In an effort to reduce the environmental burden of uranium mines, earthen covers have been installed on the mine tailings shown in Figs.8-11(a) and (b) to reduce the generated wastewater caused by rainwater contacting the mine tailings. Groundwater flow simulations have been used evaluate the impact of these covers. However, the forward analysis method used in such models have often provided results that do not match the measured values at the site, likely due to the heterogeneity of soil properties caused by construction and to the measurement error of the drainage flow on the side. Model calibration is often carried out by trial and error to help remedy this problem. Unfortunately, this method increases thus subjectivity; as such, a more objective input parameter setting method is required. In another method, shown in Fig.8-12, the hydraulic conductivity and quantity of drainage flow can be simultaneously estimated by using a known water pressure distribution. This process, known as inverse analysis, leads to more efficient calibration. Furthermore, we used the adjoint state method with the quasi-Newton method to perform high-speed calculations. Therefore, this work proposes the application of inverse analysis by the adjoint state method with the quasi-Newton method on a saturated-unsaturated flow in such a field.

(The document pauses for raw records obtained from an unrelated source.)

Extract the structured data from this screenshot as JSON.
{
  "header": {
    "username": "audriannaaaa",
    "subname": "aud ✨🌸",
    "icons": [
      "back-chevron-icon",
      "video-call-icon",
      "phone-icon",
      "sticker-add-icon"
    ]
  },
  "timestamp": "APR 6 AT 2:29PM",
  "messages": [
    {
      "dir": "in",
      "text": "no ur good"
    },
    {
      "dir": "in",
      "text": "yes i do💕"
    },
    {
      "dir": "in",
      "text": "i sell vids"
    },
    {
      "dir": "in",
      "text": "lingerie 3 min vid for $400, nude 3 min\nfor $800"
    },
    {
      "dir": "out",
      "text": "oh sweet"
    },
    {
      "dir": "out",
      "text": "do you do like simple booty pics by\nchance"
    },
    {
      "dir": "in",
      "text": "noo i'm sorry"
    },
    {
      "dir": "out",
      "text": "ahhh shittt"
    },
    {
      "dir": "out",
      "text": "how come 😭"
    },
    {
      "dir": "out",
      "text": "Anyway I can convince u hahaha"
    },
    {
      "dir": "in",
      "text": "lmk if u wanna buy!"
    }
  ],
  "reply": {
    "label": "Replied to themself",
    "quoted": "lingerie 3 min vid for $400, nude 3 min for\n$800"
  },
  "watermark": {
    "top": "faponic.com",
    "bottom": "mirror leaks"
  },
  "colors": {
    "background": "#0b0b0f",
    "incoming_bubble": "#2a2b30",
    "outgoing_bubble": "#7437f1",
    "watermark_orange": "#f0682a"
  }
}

A numerical analysis using inverse analysis was carried out. To evaluate the effectiveness of the inverse analysis method, the following experiment was designed. First, the water pressure distribution was calculated by forward analysis and labeled as the correct value. An inverse analysis based on the correct values was then performed to estimate the hydraulic distribution and drainage quantity; the results, shown in Fig.8-13, indicate that the correct values could be expressed appropriately with forward analysis using the estimation result by inverse analysis. Thus, uncertain parameters can be estimated by simultaneous inverse analysis. Using this method allows the necessary input parameters for forward analysis to be obtained, which may lead to an improved understanding of groundwater flow. Furthermore, applying this method to earthen covers will allow researchers to evaluate the effects of rainwater infiltration, thus contributing to the development of a rational and effective earthen cover.